The monk who managed the world

In the book Sing, Dance and Lead, Prof (Dr) Hindol Sengupta’s take on leadership feels a world away from those boring, stiff management books you usually find at airports. He follows the life of Srila Prabhupada to show how someone can actually build a massive, worldwide organisation while still staying as humble as a monk. It is pretty eye-opening to see how old-school Indian wisdom from the Bhagavad Gita still works for the messy corporate world we live in today. The best part of the book is watching him take these big-shot business theories and basically pull them apart using simple, timeless truths.
The author takes a fascinating look at the life of Srila Prabhupada, the man who built ISKCON from scratch after arriving in America with almost nothing at the age of 69. It is a deep dive into how ancient spiritual wisdom can actually fix the holes in modern management theories. Sengupta points out that while the corporate world loves the idea of servant leadership, Prabhupada took it to a deeper level through the Prabhu principle. He taught that true authority is not about power-it is a by-product of understanding that we are, at our core, servants of the Divine. This shifts the entire focus of a leader away from the ego and towards a genuine sense of service.
This book completely flips the idea of a leader on its head. It stops being about your own ego and starts being about actually serving people. One of the coolest parts is when the author talks about Maslow’s hierarchy of needs. He says that while Maslow stops at just feeling good about yourself, Prabhupada’s wisdom starts right there and pushes you even further towards spiritual peace. This is what he calls Total Bhakti Management. It basically means that a person’s real value is not just their technical skill, but their honesty and heart. It suggests that a boss who stays calm whether they are winning or losing is far more effective than someone just chasing numbers.
The story also shows how much guts Prabhupada really had. Sengupta describes him as the kind of leader who did the impossible-turning 1960s hippies into disciplined monks. He did not use some fancy boardroom slide deck to do it. He just lived simply and stayed true to his word. That kind of ‘leading by example’ is where real charisma comes from.
The book also talks about why a clean space and a clean mind matter so much. For Prabhupada, being clean was a way to get closer to God and keep the soul motivated. He even brings up Porter’s Five Forces, but looks at them in a totally different way. He points out that when you are on a spiritual mission, the whole idea of competition just fades away, since everyone is pushing towards the same shared goal.

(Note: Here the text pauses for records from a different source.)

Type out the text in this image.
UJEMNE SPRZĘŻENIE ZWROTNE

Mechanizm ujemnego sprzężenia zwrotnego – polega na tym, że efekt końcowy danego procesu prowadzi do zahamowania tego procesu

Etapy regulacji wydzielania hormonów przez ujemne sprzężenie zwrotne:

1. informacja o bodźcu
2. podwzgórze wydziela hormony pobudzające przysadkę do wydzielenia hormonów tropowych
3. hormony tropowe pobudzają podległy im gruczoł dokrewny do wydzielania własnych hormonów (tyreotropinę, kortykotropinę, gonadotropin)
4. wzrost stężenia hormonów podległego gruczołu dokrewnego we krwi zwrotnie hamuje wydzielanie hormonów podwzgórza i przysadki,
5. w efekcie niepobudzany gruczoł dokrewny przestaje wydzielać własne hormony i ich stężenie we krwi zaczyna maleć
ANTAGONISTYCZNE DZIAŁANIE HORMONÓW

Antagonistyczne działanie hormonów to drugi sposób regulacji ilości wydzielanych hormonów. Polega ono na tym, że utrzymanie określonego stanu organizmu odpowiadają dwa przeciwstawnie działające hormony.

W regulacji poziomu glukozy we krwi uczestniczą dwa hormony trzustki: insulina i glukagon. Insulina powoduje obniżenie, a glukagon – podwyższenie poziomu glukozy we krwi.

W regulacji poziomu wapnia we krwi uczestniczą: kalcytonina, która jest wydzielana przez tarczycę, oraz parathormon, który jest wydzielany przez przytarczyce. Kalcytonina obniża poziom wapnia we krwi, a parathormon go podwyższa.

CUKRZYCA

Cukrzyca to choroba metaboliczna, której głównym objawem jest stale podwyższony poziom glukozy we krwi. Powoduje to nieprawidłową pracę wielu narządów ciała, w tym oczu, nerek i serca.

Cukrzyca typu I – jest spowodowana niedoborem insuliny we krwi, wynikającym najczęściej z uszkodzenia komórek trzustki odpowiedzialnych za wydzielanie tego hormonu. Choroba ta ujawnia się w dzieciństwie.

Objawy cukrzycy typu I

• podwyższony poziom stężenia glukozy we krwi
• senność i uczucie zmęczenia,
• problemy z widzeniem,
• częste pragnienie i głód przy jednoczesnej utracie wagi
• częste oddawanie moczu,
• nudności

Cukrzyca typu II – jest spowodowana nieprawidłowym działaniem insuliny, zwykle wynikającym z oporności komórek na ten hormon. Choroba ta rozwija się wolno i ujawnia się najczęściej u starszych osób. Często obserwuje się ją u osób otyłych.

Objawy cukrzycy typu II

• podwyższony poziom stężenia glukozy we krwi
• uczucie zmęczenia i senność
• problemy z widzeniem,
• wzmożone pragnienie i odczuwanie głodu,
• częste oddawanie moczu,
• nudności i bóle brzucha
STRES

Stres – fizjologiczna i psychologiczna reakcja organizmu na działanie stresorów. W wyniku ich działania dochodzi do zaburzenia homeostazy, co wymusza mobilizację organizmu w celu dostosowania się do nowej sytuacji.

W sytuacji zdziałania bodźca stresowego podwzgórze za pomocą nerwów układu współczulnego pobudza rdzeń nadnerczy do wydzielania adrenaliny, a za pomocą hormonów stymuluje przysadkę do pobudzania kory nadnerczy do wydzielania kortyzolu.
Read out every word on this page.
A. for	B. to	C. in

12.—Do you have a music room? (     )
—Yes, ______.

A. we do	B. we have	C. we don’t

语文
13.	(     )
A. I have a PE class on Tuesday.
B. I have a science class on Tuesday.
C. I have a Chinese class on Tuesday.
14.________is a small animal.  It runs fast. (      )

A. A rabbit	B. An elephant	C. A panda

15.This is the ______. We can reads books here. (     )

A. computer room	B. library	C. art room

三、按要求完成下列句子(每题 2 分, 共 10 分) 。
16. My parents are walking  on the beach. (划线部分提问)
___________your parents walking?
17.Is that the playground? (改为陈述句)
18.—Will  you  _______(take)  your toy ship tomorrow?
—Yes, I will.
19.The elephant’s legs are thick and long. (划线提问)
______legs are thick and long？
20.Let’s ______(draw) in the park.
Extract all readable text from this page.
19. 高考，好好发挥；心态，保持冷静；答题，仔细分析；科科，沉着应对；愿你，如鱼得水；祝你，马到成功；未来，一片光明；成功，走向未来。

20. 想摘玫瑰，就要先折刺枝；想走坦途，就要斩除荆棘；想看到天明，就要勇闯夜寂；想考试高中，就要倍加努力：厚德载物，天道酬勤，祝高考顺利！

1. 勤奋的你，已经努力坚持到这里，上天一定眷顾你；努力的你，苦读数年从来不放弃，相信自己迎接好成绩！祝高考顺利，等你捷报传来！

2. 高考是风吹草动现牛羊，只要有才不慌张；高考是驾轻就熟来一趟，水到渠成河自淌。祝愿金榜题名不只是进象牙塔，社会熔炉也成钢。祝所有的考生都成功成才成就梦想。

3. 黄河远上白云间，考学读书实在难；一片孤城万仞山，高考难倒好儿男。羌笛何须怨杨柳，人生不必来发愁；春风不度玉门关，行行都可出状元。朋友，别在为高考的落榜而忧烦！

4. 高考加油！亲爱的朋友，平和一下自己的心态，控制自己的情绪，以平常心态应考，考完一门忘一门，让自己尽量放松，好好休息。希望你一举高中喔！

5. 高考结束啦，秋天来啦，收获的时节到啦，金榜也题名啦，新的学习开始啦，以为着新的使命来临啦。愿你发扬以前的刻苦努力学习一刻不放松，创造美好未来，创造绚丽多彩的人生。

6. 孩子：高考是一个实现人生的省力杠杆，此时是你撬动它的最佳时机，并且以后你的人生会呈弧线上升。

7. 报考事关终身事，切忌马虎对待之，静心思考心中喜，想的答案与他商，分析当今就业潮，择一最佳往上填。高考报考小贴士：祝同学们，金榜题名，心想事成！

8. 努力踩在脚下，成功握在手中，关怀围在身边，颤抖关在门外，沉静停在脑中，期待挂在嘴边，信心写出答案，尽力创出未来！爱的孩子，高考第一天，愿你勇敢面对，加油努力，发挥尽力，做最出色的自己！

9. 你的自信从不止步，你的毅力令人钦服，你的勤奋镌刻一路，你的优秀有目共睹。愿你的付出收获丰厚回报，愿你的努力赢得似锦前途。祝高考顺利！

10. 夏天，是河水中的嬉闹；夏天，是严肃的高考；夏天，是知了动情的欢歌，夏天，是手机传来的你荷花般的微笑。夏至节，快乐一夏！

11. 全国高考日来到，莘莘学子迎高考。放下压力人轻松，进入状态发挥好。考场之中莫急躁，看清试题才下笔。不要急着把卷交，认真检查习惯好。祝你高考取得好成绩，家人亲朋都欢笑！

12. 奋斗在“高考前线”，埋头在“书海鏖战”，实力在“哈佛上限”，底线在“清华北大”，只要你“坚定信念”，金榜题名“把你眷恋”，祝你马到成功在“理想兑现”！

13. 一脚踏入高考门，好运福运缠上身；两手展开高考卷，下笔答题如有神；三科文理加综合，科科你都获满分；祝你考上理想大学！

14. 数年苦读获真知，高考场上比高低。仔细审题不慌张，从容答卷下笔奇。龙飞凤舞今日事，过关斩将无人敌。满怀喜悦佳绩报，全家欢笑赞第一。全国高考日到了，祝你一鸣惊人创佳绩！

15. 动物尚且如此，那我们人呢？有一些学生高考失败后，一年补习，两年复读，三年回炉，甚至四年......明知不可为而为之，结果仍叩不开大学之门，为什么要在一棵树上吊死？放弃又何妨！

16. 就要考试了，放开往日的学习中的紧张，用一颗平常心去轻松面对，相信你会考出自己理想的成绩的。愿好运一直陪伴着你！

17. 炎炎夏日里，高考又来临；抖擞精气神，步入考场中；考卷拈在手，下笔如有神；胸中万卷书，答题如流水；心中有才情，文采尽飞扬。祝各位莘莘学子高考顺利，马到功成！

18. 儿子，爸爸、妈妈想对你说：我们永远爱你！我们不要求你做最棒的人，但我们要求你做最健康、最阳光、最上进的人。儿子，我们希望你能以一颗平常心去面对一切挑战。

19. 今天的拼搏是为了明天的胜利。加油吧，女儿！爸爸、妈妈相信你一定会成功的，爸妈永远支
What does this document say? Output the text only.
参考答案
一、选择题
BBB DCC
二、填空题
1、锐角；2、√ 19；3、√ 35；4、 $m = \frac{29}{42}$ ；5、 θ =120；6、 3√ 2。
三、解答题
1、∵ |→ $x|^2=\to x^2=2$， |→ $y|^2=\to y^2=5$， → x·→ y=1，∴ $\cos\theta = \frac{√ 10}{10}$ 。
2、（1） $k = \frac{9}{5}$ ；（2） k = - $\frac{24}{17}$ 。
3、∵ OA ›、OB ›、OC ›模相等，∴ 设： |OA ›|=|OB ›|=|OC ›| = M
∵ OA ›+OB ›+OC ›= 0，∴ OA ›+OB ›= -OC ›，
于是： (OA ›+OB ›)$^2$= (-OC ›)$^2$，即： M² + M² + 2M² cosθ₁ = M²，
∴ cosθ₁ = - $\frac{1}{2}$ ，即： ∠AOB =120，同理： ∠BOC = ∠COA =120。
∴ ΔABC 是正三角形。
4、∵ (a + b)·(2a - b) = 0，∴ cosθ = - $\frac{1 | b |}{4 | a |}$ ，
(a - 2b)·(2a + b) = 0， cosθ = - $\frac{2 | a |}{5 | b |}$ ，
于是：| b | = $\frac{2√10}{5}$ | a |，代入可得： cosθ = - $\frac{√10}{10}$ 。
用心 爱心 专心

This total honesty helped him pick the right people-those with high integrity — to build a movement that covered the whole world.

If you are feeling burnt out by the modern hustle, this book is basically a toolkit. It gives you a ‘Monk’s Motto’, which says the only real failure is forgetting to offer your work to something higher. By the end, Sengupta makes you realise that connecting your job to a bigger purpose does not hold you back. It actually gives you a massive burst of energy to reach heights you never imagined. By doing things like keeping a ‘grace journal’, a leader learns that real impact comes from being humbleand having empathy, not just hitting targets.
The Sing ,Dance and Lead toolkit acts as the final anchor here, proving that true leadership is just a natural result of serving others. It teaches us that connecting our work to a higher calling taps into a level of motivation that money or titles simply fail to touch. At the end of the day, the book shows that once you stop chasing power and start offering up your hard work as a gift to the Divine, you become more effective than any business theory could ever make you.